Di-n-butyl adipate (DnBA) is an alternative to the anti-androgenic and strictly regulated di-n-butyl phthalate (DnBP) used as a cosmetic ingredient, plasticizer, and in various articles of everyday life. Hence, exposures of the general population have to be expected. Currently, biomarkers of DnBA exposure and methods for their determination are not available. Here, we describe a sensitive, rugged and precise analytical method for the determination of the DnBA monoester metabolite mono-n-butyl adipate (MnBA), as well as its potential downstream metabolites 3-hydroxy-mono-n-butyl adipate (3OH-MnBA) and 3-carboxy-mono-n-propyl adipate (3cx-MnPrA) in human urine. Glucuronic acid conjugates present in urine were deconjugated using a pure ß-glucuronidase. The metabolites were then analyzed by liquid chromatography on a C18 column with superficially porous particles coupled to electrospray ionization-triple quadrupole-tandem mass spectrometry, applying online turbulent flow chromatography for analyte enrichment and matrix depletion (online-SPE-LC-MS/MS). The metabolites were quantified using stable isotope dilution analysis with limits of quantification of 0.05 µg/L (MnBA), 0.1 µg/L (3OH-MnBA), and 0.5 µg/L (3cx-MnPrA). Method imprecision in urinary matrix was below 7% (coefficient of variation) for all analytes. Mean relative recoveries were between 93% and 107%. The suitability of the DnBA metabolites as biomarkers of exposure was demonstrated after dermal application of a commercially available sunscreen containing DnBA. Maximum concentrations were reached 6.5 h after dose (219 µg/L 3cx-MnPrA, 91 µg/L MnBA, and 3.9 µg/L 3OH-MnBA). Elimination kinetics were similar for all three metabolites. We were able to quantify 3cx-MnPrA and MnBA until 4 d after sunscreen application. In a sample set of 35 urine samples from the general German population, 3cx-MnPrA was quantified in 94% (median 2.54 µg/L, maximum 78.3 µg/L) and MnBA in 3% (median < LOQ, maximum 0.18 µg/L) of the samples. The method will be applied in future human metabolism and human biomonitoring population studies.

Metabolism and urinary excretion kinetics of di(2-ethylhexyl) adipate (DEHA) in four human volunteers after a single oral dose.

Di(2-ethylhexyl) adipate (DEHA) is used as a substitute for the reprotoxic phthalate plasticizer di(2-ethylhexyl) phthalate (DEHP). This study reports the first quantitative data on human in vivo DEHA metabolism and urinary metabolite excretion with the aim of providing tools for DEHA exposure and risk assessments.

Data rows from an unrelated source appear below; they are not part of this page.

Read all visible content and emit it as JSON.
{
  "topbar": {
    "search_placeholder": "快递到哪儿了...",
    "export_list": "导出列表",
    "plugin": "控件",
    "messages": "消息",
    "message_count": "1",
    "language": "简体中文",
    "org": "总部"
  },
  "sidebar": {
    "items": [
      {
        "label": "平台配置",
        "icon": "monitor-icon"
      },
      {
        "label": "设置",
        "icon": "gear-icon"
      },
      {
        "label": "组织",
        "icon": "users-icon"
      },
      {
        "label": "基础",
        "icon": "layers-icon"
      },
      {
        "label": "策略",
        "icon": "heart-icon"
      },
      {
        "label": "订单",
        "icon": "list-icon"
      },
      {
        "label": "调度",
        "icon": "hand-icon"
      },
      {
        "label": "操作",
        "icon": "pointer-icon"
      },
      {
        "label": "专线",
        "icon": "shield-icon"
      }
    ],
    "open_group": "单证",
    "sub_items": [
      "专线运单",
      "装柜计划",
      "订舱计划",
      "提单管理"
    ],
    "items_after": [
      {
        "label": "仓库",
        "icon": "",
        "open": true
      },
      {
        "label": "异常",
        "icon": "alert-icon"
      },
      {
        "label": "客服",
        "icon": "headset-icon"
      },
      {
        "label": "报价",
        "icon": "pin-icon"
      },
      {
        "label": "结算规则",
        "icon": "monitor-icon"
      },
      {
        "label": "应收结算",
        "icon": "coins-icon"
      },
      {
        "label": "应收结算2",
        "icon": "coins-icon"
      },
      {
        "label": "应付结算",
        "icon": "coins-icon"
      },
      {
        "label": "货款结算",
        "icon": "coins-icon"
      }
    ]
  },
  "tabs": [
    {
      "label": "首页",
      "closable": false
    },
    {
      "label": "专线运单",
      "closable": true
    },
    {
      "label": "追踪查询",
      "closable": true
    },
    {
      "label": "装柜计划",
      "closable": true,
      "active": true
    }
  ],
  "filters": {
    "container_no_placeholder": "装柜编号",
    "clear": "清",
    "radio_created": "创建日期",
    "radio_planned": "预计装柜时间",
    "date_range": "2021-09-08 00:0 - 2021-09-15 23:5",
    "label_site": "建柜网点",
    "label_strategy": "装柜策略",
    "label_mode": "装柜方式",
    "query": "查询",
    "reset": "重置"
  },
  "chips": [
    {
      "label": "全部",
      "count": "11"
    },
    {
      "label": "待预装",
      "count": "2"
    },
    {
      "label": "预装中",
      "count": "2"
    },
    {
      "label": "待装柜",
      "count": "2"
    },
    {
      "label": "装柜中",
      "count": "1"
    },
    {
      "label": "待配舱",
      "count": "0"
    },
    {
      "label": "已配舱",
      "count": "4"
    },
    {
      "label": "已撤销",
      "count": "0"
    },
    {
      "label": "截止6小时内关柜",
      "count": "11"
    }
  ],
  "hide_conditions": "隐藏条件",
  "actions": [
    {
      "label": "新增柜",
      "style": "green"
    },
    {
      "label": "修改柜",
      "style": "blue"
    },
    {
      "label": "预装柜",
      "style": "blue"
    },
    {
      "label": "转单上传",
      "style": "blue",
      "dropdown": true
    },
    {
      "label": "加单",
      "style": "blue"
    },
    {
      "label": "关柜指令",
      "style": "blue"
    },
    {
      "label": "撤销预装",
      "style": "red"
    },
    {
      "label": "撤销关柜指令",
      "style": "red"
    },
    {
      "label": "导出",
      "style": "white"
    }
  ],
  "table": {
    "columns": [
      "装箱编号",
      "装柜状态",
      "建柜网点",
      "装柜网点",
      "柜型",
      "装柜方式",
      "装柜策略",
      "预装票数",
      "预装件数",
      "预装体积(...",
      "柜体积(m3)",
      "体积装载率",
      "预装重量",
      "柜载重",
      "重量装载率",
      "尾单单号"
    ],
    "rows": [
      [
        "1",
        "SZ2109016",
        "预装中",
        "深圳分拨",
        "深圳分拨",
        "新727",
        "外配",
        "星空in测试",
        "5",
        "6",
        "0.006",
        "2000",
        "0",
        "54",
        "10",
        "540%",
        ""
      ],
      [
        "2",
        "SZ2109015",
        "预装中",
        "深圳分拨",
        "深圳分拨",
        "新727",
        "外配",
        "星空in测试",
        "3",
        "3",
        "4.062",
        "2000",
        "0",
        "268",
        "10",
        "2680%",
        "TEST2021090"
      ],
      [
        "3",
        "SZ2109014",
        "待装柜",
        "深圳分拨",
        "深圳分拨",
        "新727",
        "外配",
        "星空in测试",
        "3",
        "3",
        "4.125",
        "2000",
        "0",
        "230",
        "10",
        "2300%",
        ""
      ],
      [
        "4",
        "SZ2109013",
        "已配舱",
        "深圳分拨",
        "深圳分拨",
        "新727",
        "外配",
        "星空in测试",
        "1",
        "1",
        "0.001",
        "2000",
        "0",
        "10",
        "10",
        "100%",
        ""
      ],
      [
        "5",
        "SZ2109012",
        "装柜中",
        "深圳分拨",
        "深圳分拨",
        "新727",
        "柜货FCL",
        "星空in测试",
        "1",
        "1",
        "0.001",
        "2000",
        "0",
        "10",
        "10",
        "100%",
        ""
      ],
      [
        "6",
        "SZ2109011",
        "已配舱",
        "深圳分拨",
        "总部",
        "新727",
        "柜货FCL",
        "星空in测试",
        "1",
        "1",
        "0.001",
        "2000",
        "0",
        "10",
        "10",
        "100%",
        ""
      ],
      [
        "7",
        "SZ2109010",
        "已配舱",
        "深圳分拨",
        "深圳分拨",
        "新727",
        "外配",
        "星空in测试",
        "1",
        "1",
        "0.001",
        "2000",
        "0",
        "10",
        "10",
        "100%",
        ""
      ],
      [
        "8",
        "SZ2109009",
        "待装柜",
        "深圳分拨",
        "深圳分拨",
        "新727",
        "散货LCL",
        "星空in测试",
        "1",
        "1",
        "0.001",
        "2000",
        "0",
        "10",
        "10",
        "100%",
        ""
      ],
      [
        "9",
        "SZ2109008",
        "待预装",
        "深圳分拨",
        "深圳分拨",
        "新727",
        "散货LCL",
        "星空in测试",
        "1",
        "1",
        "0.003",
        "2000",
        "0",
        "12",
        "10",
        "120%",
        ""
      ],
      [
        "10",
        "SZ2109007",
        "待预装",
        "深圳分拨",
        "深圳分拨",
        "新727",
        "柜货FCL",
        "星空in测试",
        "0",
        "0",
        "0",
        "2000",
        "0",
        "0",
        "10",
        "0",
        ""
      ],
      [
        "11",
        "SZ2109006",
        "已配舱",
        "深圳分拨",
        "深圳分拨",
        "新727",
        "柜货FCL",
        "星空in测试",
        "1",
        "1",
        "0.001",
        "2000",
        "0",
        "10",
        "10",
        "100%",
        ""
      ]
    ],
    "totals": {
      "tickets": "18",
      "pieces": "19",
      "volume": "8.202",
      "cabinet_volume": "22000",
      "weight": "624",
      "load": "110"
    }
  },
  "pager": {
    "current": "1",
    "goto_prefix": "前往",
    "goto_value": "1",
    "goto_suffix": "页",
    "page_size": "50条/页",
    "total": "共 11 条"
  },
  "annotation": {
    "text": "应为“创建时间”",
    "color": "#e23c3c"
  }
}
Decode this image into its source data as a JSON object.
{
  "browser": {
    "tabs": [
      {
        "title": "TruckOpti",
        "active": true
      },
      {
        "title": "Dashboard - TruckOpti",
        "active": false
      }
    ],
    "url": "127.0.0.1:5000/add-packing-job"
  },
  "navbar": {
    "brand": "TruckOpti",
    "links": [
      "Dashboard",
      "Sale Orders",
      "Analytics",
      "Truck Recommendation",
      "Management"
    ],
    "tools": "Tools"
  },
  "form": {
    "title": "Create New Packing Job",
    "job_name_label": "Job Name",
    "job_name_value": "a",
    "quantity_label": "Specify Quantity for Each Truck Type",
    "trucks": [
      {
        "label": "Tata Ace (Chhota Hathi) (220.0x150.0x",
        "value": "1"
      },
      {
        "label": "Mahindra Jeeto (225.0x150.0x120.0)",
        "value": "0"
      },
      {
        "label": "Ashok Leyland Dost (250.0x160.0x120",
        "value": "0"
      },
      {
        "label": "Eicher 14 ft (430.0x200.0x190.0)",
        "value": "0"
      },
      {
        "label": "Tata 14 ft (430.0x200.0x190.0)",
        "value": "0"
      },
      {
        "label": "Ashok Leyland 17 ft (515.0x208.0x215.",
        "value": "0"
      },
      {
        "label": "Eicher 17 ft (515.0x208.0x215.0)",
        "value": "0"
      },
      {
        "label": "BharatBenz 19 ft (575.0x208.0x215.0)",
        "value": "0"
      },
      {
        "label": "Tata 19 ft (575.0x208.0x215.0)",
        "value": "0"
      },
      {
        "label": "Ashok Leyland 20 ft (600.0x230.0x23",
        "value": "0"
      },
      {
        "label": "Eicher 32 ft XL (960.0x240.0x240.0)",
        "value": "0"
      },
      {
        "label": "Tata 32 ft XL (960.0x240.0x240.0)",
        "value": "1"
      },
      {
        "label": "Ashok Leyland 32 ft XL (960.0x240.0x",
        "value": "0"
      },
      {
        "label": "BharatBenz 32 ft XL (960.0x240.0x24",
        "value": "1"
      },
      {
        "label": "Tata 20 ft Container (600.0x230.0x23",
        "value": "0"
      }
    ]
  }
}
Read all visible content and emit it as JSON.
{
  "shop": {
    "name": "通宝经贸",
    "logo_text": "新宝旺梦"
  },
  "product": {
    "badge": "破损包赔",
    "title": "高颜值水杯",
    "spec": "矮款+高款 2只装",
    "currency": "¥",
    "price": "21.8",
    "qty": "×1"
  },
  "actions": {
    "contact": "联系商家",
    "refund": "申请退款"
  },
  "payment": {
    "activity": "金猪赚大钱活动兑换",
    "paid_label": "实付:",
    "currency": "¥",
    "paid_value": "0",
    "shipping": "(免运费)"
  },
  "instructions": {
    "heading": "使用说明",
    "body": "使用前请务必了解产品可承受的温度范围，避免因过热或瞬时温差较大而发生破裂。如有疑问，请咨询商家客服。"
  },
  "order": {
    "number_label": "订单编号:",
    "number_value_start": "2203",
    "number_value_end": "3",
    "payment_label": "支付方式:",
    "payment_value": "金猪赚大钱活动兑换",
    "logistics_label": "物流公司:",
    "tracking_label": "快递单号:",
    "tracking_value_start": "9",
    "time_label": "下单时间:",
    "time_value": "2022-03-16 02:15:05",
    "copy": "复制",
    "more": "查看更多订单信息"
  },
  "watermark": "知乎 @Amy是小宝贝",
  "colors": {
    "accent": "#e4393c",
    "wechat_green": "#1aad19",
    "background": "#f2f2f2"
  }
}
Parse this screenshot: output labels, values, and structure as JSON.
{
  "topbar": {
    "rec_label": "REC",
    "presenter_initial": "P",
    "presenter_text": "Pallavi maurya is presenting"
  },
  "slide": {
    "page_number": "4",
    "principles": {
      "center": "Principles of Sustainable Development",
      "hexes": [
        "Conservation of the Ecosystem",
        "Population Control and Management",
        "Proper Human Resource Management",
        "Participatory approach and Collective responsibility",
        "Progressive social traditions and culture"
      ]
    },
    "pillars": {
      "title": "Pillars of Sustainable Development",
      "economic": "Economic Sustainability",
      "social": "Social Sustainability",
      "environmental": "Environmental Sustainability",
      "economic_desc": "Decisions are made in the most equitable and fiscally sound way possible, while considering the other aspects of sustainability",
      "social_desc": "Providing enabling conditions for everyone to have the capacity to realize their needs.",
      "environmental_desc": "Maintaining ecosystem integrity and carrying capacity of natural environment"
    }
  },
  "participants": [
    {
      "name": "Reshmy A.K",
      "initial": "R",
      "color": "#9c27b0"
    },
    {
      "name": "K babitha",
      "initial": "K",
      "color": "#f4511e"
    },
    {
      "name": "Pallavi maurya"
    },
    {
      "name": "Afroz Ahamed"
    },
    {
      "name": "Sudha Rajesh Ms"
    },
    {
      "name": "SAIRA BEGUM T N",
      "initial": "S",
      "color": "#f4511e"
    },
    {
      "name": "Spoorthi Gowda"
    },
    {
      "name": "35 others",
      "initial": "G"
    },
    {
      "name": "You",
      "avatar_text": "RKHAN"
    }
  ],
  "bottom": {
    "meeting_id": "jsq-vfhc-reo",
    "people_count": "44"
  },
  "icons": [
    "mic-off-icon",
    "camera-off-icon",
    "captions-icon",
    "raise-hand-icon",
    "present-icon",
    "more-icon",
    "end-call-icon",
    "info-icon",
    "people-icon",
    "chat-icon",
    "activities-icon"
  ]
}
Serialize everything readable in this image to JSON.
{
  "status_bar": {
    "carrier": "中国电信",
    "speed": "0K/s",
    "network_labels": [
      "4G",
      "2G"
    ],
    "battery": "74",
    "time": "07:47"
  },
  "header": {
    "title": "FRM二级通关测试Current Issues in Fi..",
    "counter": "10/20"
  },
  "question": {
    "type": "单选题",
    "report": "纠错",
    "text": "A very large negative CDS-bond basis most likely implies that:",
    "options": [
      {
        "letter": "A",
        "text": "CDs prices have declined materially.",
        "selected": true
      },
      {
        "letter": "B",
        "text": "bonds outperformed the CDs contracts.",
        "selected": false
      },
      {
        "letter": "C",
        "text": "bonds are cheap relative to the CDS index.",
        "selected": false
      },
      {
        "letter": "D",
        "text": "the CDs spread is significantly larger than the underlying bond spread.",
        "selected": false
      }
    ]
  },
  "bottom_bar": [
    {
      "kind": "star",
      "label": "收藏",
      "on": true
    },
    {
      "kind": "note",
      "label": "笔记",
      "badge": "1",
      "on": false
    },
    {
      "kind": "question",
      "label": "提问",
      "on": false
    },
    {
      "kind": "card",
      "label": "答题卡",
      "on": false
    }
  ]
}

After DEHA was administered to four healthy volunteers (107-164 µg/kg body weight (bw)), urine samples were continuously and completely collected for 48 h and analyzed for the specific oxidized monoester metabolites mono-2-ethyl-5-hydroxyhexyl adipate (5OH-MEHA), mono-2-ethyl-5-oxohexyl adipate (5oxo-MEHA), and mono-5-carboxy-2-ethylpentyl adipate (5cx-MEPA), as well as for the non-specific hydrolysis product adipic acid (AA) using stable isotope dilution analysis. AA was confirmed as a major (urinary excretion fraction (FUE): 10-40%), yet non-specific DEHA metabolite. 5cx-MEPA was the major specific DEHA metabolite with an FUE of 0.20% (range: 0.17-0.24%). FUEs for 5OH-MEHA and 5oxo-MEHA were 0.07% (0.03-0.10%) and 0.05% (0.01-0.06%), respectively. The three specific metabolites were excreted with two concentration maxima (tmax1 = 1.5-2.3 h, tmax2 = 3.8-6.4 h). Elimination half-lives (t1/2, calculated after the second tmax) for 5cx-MEPA were calculated between 2.1-3.8 h. The majority (98-100%) of metabolites was excreted within 24 h. The FUE of 5cx-MEPA was applied to demonstrate its applicability for calculating daily intakes based on urinary metabolite levels from three pilot populations. Daily intakes were generally far below the tolerable daily intake (TDI) for DEHA (300 µg/kg bw/day). The highest daily intake (114 µg/kg bw/day) was calculated in individuals after consuming food that had been wrapped in DEHA containing cling film.